La realización efectiva de la primera globalización, obra
de España y ejercitada en la primera vuelta al mundo realizada por Juan
Sebastián Elcano, revolucionó por completo las comunicaciones y la propia
concepción del mundo que se tenía en tiempos antiguos y medievales: del ecumene de Ptolomeo que sólo incluía Europa y
parte de Asia y África, se pasó a una nueva esfera que contenía a América, Oceanía
y los límites definidos de todos los continentes, con las comunicaciones
efectivas entre todos ellos y la formación de una red económica global sobre la
que se edificó la Revolución Industrial y el mundo globalizado de nuestro
presente, una vez caída la Unión Soviética en 1991.
Pero el hecho de la caída del comunismo no constituyó ni mucho menos
el «Fin de la Historia» que pronosticó Fukuyama, sino la emergencia de nuevas
sociedades «globales» como el Islam y su yihad ejemplificada
en los atentados del 11 de Septiembre de 2001 o la emergencia de nuevas
potencias económicas como China o la India, que ponen en evidencia la
incompatibilidad de unas sociedades del bienestar en Europa y Norteamérica, con
sociedades donde se pasa verdadera hambre y cuya explosión demográfica ha
acabado anegando los países opulentos. Resulta ciertamente ridículo postular,
como se ha hecho en Europa estos últimos años, una asignatura denominada
«Educación para la Ciudadanía» sin aclarar si esa ciudadanía es ya no española,
francesa, alemana o de cualquier otra nacionalidad europea, sino si es
ciudadanía china, árabe o iraní. Nadie en su sano juicio podrá hablar de una
ciudadanía «global» teniendo en cuenta las diferencias existentes entre
ciudadanos que aceptan la Declaración Universal de los Derechos Humanos y
ciudadanos como los de los países musulmanes, que se niegan a aceptar esa
declaración si antes no pasa por el filtro de la sharia o ley islámica.

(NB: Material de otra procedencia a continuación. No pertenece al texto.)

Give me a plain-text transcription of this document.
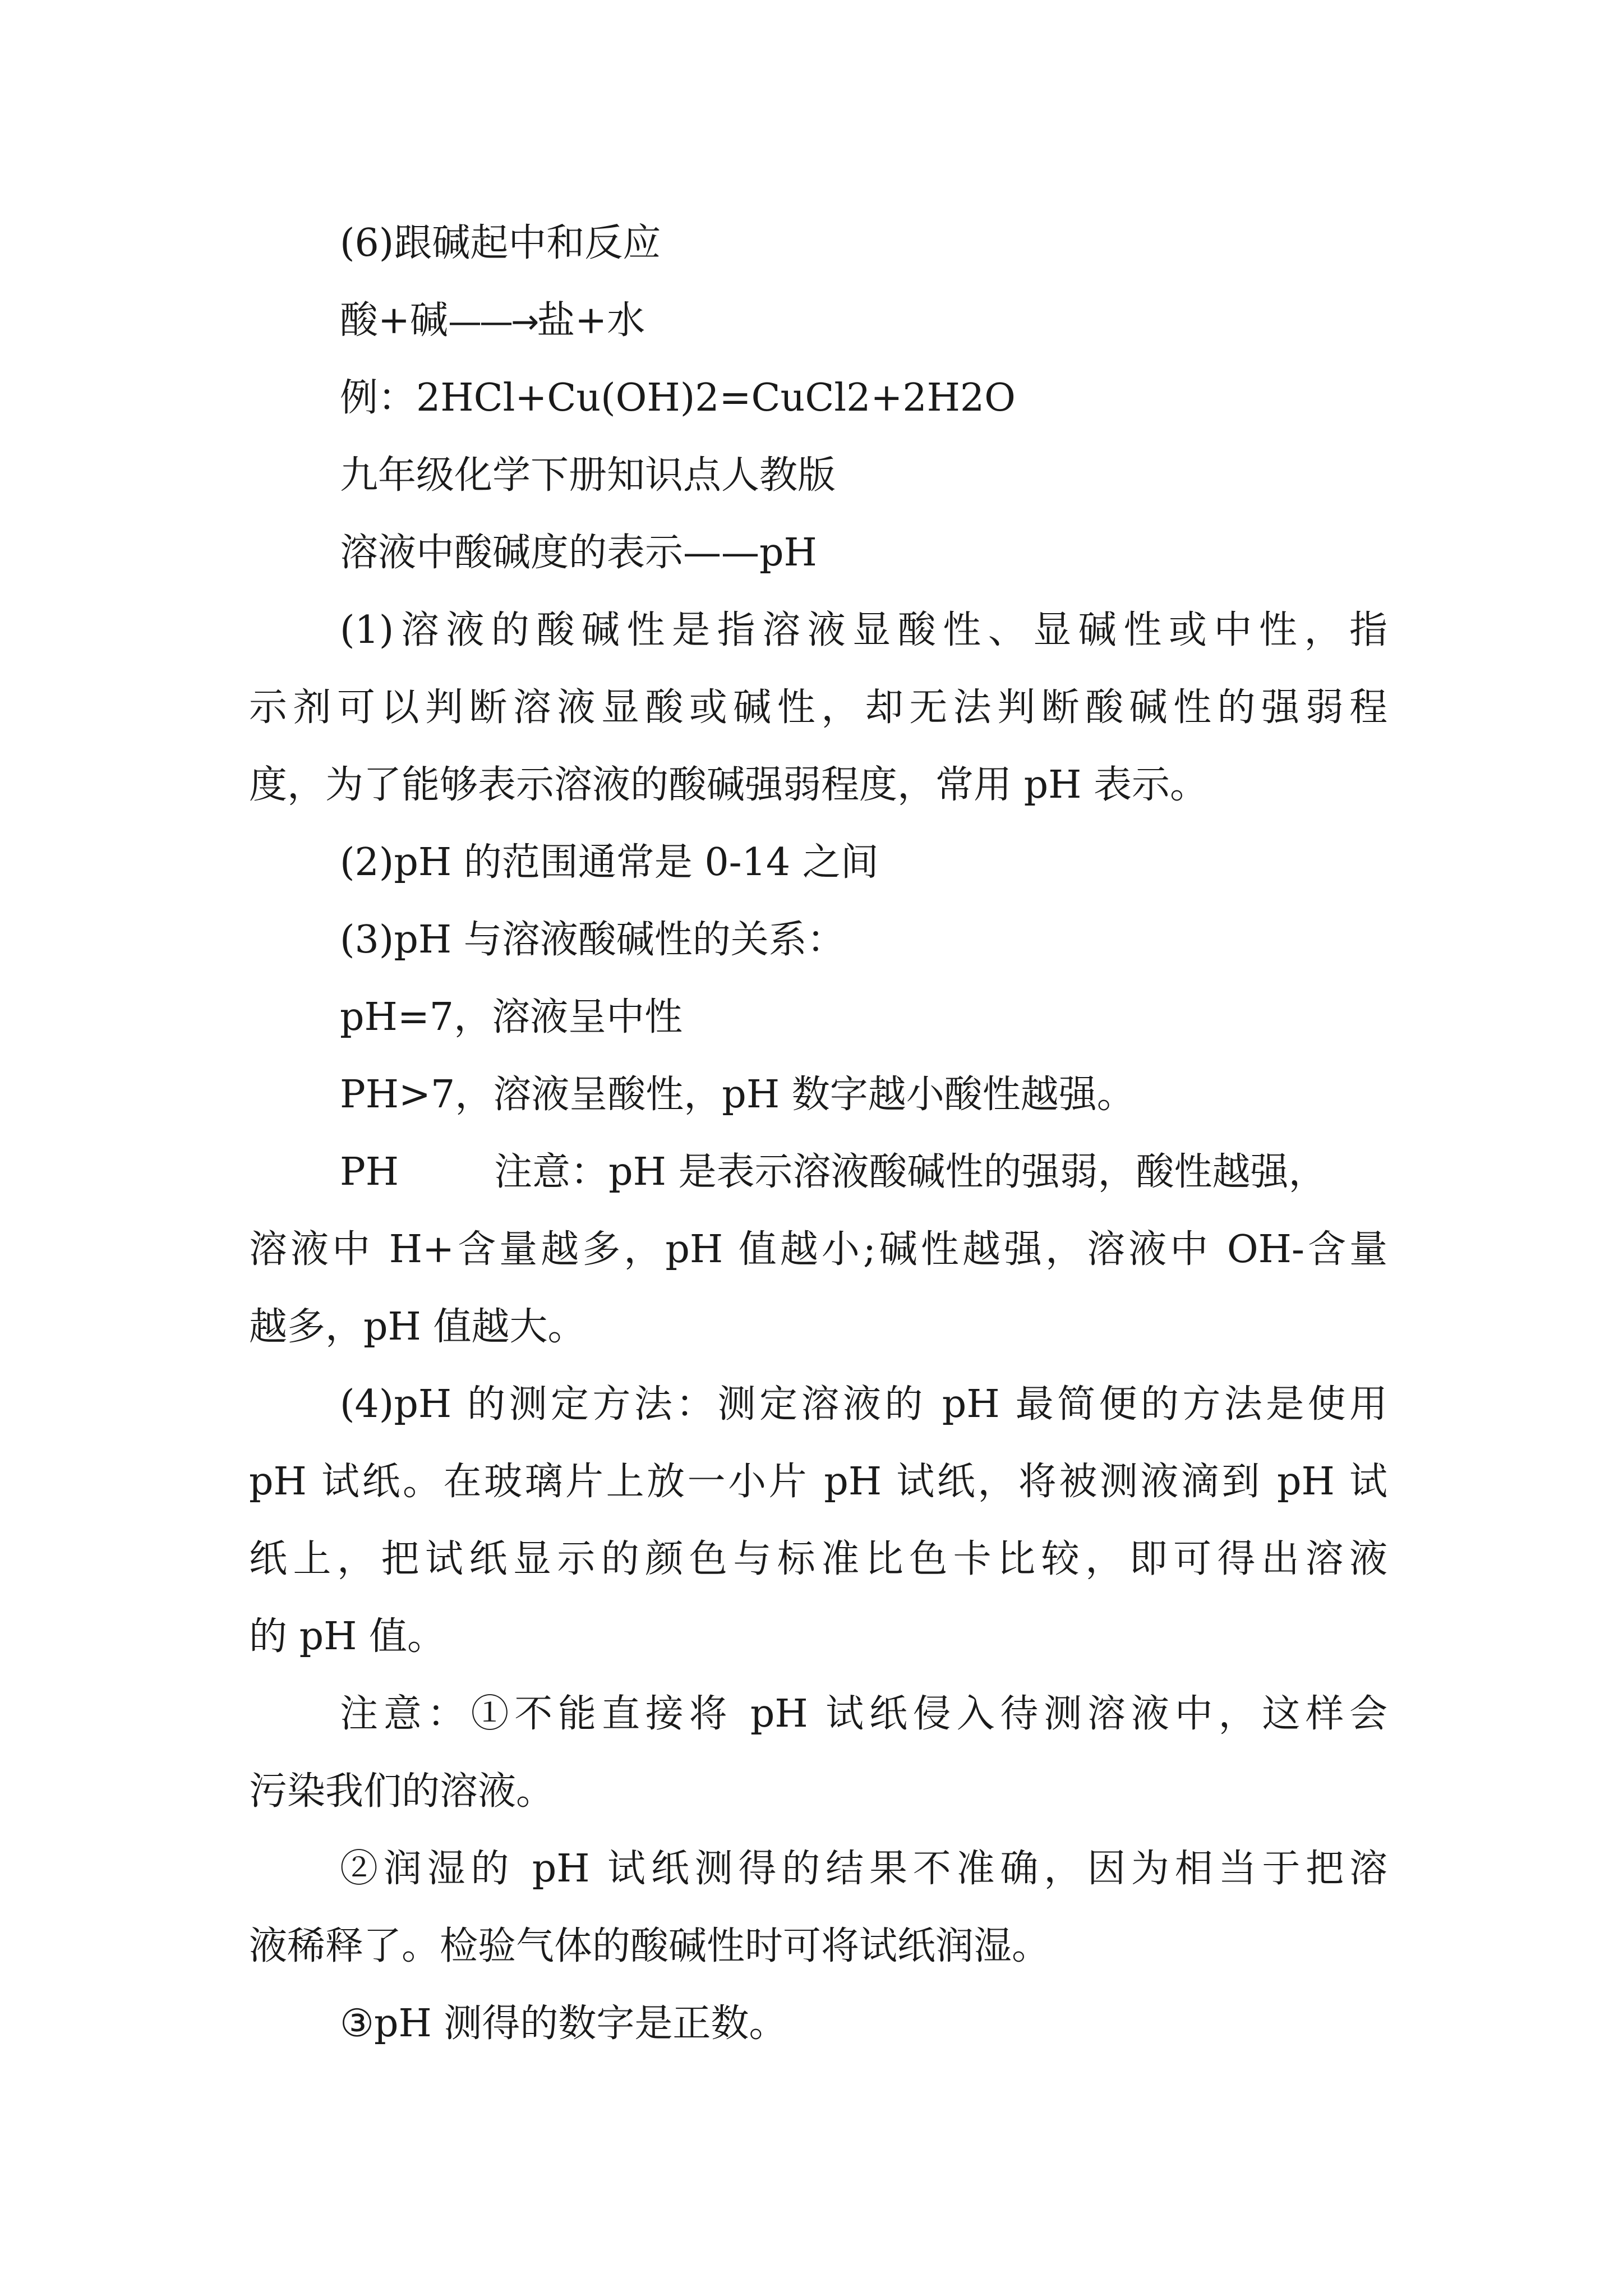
(6)跟碱起中和反应
酸+碱——→盐+水
例：2HCl+Cu(OH)2=CuCl2+2H2O
九年级化学下册知识点人教版
溶液中酸碱度的表示——pH
(1)溶液的酸碱性是指溶液显酸性、显碱性或中性，指
示剂可以判断溶液显酸或碱性，却无法判断酸碱性的强弱程
度，为了能够表示溶液的酸碱强弱程度，常用 pH 表示。
(2)pH 的范围通常是 0-14 之间
(3)pH 与溶液酸碱性的关系：
pH=7，溶液呈中性
PH>7，溶液呈酸性，pH 数字越小酸性越强。
PH	注意：pH 是表示溶液酸碱性的强弱，酸性越强，
溶液中 H+含量越多，pH 值越小;碱性越强，溶液中 OH-含量
越多，pH 值越大。
(4)pH 的测定方法：测定溶液的 pH 最简便的方法是使用
pH 试纸。在玻璃片上放一小片 pH 试纸，将被测液滴到 pH 试
纸上，把试纸显示的颜色与标准比色卡比较，即可得出溶液
的 pH 值。
注意：①不能直接将 pH 试纸侵入待测溶液中，这样会
污染我们的溶液。
②润湿的 pH 试纸测得的结果不准确，因为相当于把溶
液稀释了。检验气体的酸碱性时可将试纸润湿。
③pH 测得的数字是正数。
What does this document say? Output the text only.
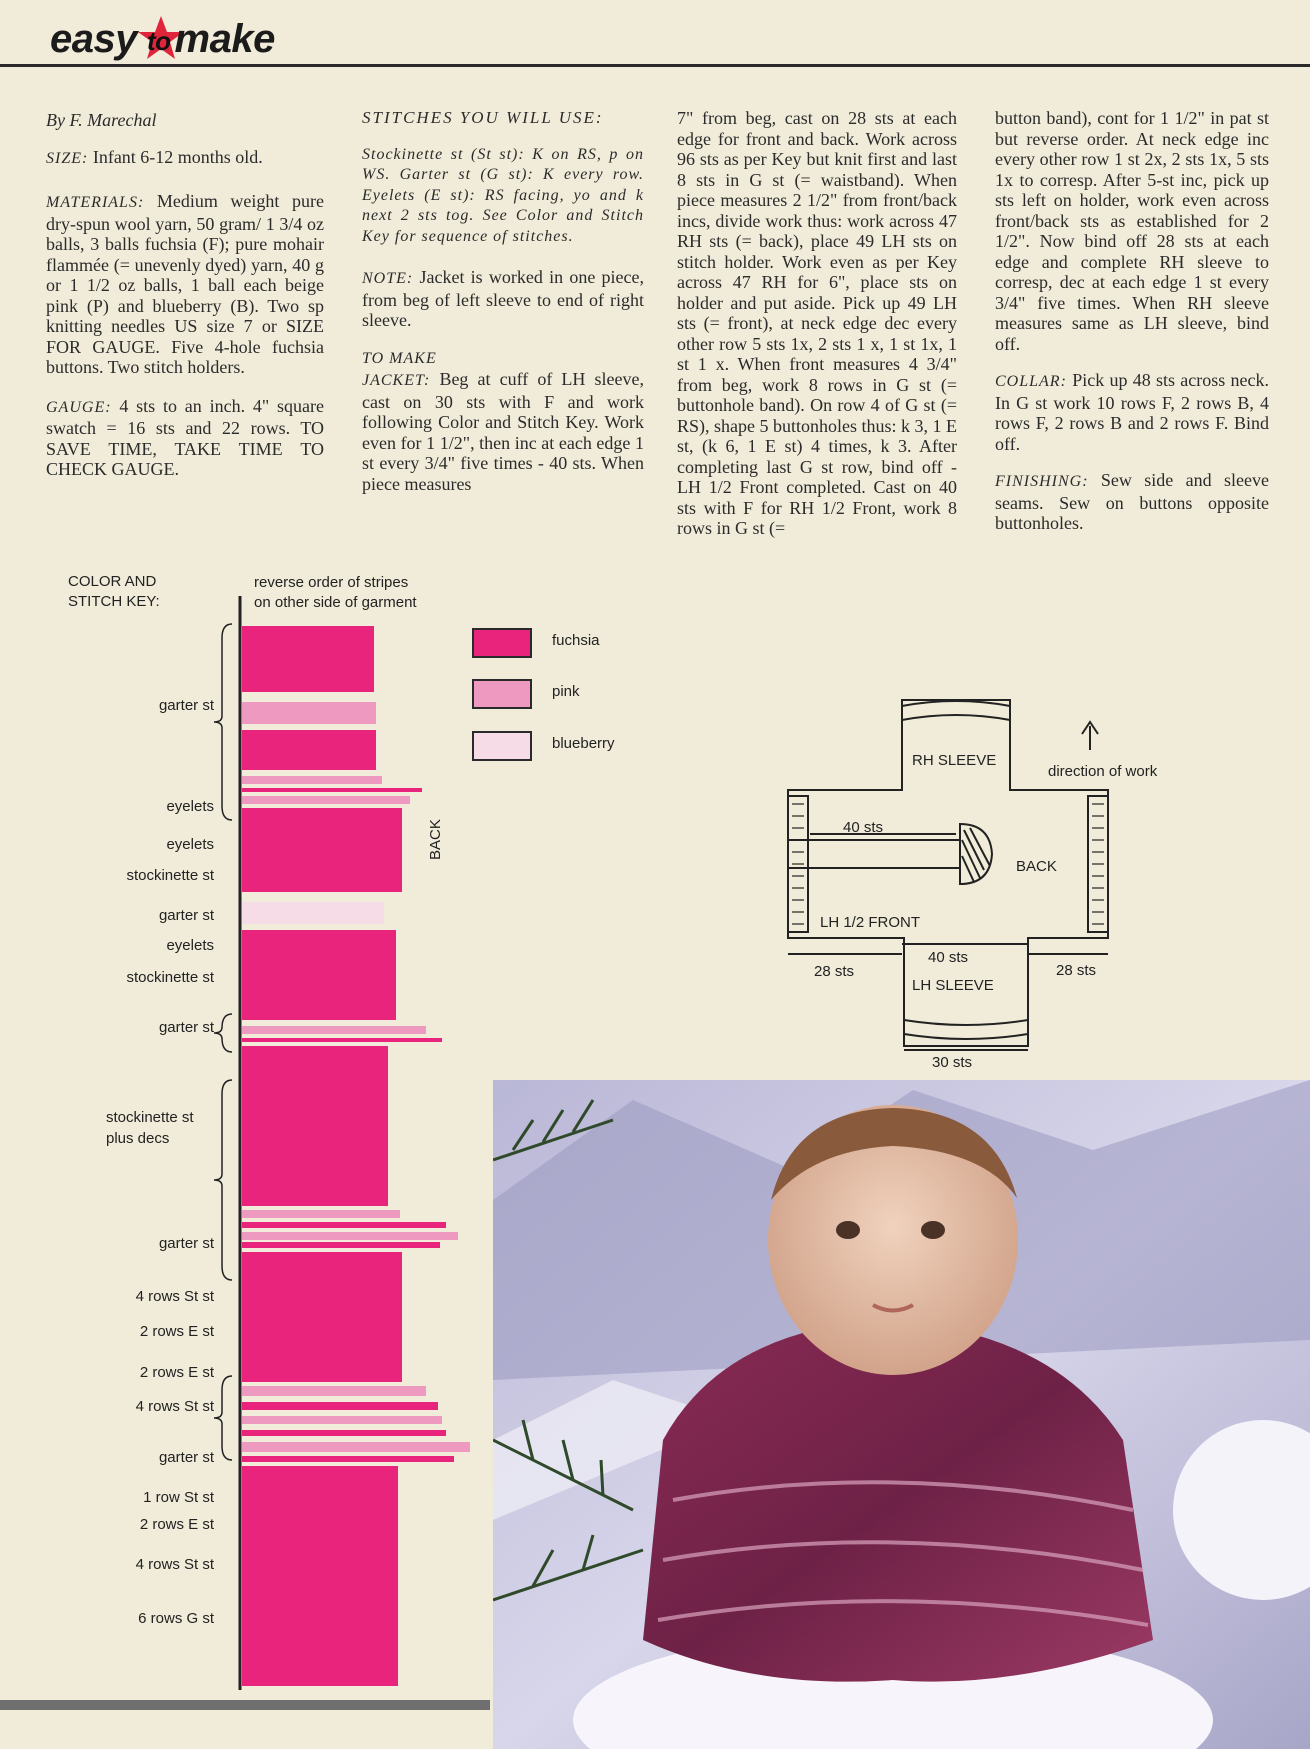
easy to make

By F. Marechal

SIZE: Infant 6-12 months old.

MATERIALS: Medium weight pure dry-spun wool yarn, 50 gram/ 1 3/4 oz balls, 3 balls fuchsia (F); pure mohair flammée (= unevenly dyed) yarn, 40 g or 1 1/2 oz balls, 1 ball each beige pink (P) and blueberry (B). Two sp knitting needles US size 7 or SIZE FOR GAUGE. Five 4-hole fuchsia buttons. Two stitch holders.

GAUGE: 4 sts to an inch. 4" square swatch = 16 sts and 22 rows. TO SAVE TIME, TAKE TIME TO CHECK GAUGE.

STITCHES YOU WILL USE:

Stockinette st (St st): K on RS, p on WS. Garter st (G st): K every row. Eyelets (E st): RS facing, yo and k next 2 sts tog. See Color and Stitch Key for sequence of stitches.

NOTE: Jacket is worked in one piece, from beg of left sleeve to end of right sleeve.

TO MAKE

JACKET: Beg at cuff of LH sleeve, cast on 30 sts with F and work following Color and Stitch Key. Work even for 1 1/2", then inc at each edge 1 st every 3/4" five times - 40 sts. When piece measures

7" from beg, cast on 28 sts at each edge for front and back. Work across 96 sts as per Key but knit first and last 8 sts in G st (= waistband). When piece measures 2 1/2" from front/back incs, divide work thus: work across 47 RH sts (= back), place 49 LH sts on stitch holder. Work even as per Key across 47 RH for 6", place sts on holder and put aside. Pick up 49 LH sts (= front), at neck edge dec every other row 5 sts 1x, 2 sts 1 x, 1 st 1x, 1 st 1 x. When front measures 4 3/4" from beg, work 8 rows in G st (= buttonhole band). On row 4 of G st (= RS), shape 5 buttonholes thus: k 3, 1 E st, (k 6, 1 E st) 4 times, k 3. After completing last G st row, bind off - LH 1/2 Front completed. Cast on 40 sts with F for RH 1/2 Front, work 8 rows in G st (=

button band), cont for 1 1/2" in pat st but reverse order. At neck edge inc every other row 1 st 2x, 2 sts 1x, 5 sts 1x to corresp. After 5-st inc, pick up sts left on holder, work even across front/back sts as established for 2 1/2". Now bind off 28 sts at each edge and complete RH sleeve to corresp, dec at each edge 1 st every 3/4" five times. When RH sleeve measures same as LH sleeve, bind off.

COLLAR: Pick up 48 sts across neck. In G st work 10 rows F, 2 rows B, 4 rows F, 2 rows B and 2 rows F. Bind off.

FINISHING: Sew side and sleeve seams. Sew on buttons opposite buttonholes.

COLOR AND
STITCH KEY:
reverse order of stripes
on other side of garment
BACK
garter st
eyelets
eyelets
stockinette st
garter st
eyelets
stockinette st
garter st
stockinette st
plus decs
garter st
4 rows St st
2 rows E st
2 rows E st
4 rows St st
garter st
1 row St st
2 rows E st
4 rows St st
6 rows G st
fuchsia
pink
blueberry
RH SLEEVE
direction of work
40 sts
BACK
LH 1/2 FRONT
40 sts
28 sts	28 sts
LH SLEEVE
30 sts
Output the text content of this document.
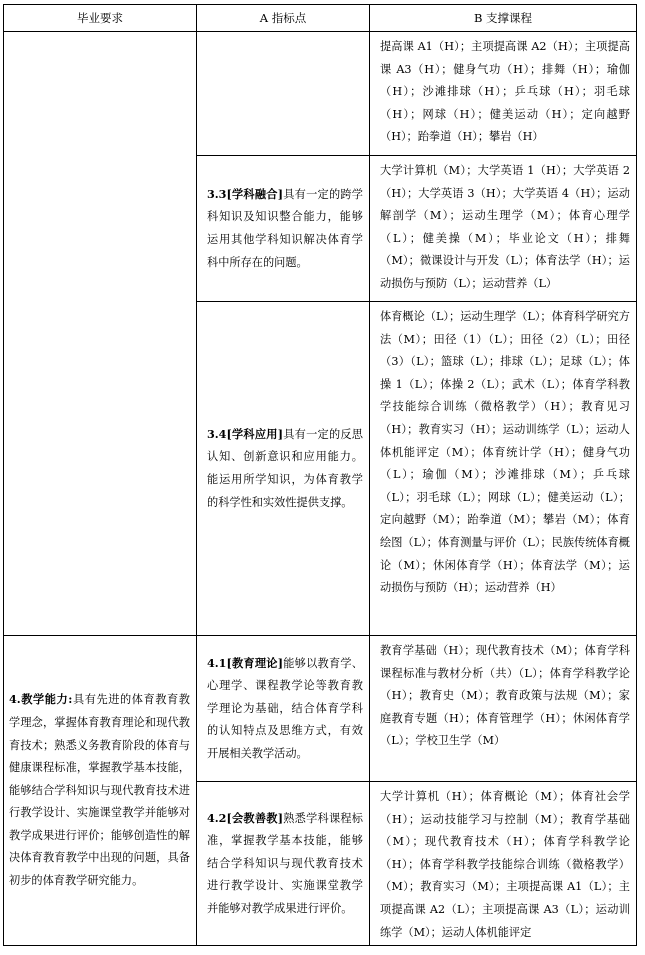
毕业要求	A 指标点	B 支撑课程

		提高课 A1（H）；主项提高课 A2（H）；主项提高课 A3（H）；健身气功（H）；排舞（H）；瑜伽（H）；沙滩排球（H）；乒乓球（H）；羽毛球（H）；网球（H）；健美运动（H）；定向越野（H）；跆拳道（H）；攀岩（H）

	3.3[学科融合]具有一定的跨学科知识及知识整合能力，能够运用其他学科知识解决体育学科中所存在的问题。	大学计算机（M）；大学英语 1（H）；大学英语 2（H）；大学英语 3（H）；大学英语 4（H）；运动解剖学（M）；运动生理学（M）；体育心理学（L）；健美操（M）；毕业论文（H）；排舞（M）；微课设计与开发（L）；体育法学（H）；运动损伤与预防（L）；运动营养（L）

	3.4[学科应用]具有一定的反思认知、创新意识和应用能力。能运用所学知识，为体育教学的科学性和实效性提供支撑。	体育概论（L）；运动生理学（L）；体育科学研究方法（M）；田径（1）（L）；田径（2）（L）；田径（3）（L）；篮球（L）；排球（L）；足球（L）；体操 1（L）；体操 2（L）；武术（L）；体育学科教学技能综合训练（微格教学）（H）；教育见习（H）；教育实习（H）；运动训练学（L）；运动人体机能评定（M）；体育统计学（H）；健身气功（L）；瑜伽（M）；沙滩排球（M）；乒乓球（L）；羽毛球（L）；网球（L）；健美运动（L）；定向越野（M）；跆拳道（M）；攀岩（M）；体育绘图（L）；体育测量与评价（L）；民族传统体育概论（M）；休闲体育学（H）；体育法学（M）；运动损伤与预防（H）；运动营养（H）

4.教学能力:具有先进的体育教育教学理念，掌握体育教育理论和现代教育技术；熟悉义务教育阶段的体育与健康课程标准，掌握教学基本技能，能够结合学科知识与现代教育技术进行教学设计、实施课堂教学并能够对教学成果进行评价；能够创造性的解决体育教育教学中出现的问题，具备初步的体育教学研究能力。	4.1[教育理论]能够以教育学、心理学、课程教学论等教育教学理论为基础，结合体育学科的认知特点及思维方式，有效开展相关教学活动。	教育学基础（H）；现代教育技术（M）；体育学科课程标准与教材分析（共）（L）；体育学科教学论（H）；教育史（M）；教育政策与法规（M）；家庭教育专题（H）；体育管理学（H）；休闲体育学（L）；学校卫生学（M）

	4.2[会教善教]熟悉学科课程标准，掌握教学基本技能，能够结合学科知识与现代教育技术进行教学设计、实施课堂教学并能够对教学成果进行评价。	大学计算机（H）；体育概论（M）；体育社会学（H）；运动技能学习与控制（M）；教育学基础（M）；现代教育技术（H）；体育学科教学论（H）；体育学科教学技能综合训练（微格教学）（M）；教育实习（M）；主项提高课 A1（L）；主项提高课 A2（L）；主项提高课 A3（L）；运动训练学（M）；运动人体机能评定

La propia globalización actual que comanda Estados Unidos no es un
proyecto unívoco, sino enfrentado a otros como los que sostienen los países
musulmanes que llaman a la yihad o Guerra Santa contra los infieles y el que
alimenta China y su idea de una sociedad centrípeta que atraiga hacia sí a toda
la economía mundial, ya sea inundando los países desarrollados con sus
mercancías o comprando su abundante deuda soberana en tiempos de crisis
económica.
En todo caso, la idea de una ciudadanía global no deja de ser una
fantasía digna de producciones cinematográficas o anuncios publicitarios, pero
en ningún caso una realidad en un mundo donde los medios de comunicación
«globales» nos muestran las enormes diferencias a todo tipo de escalas entre
las distintas sociedades que pueblan nuestro planeta.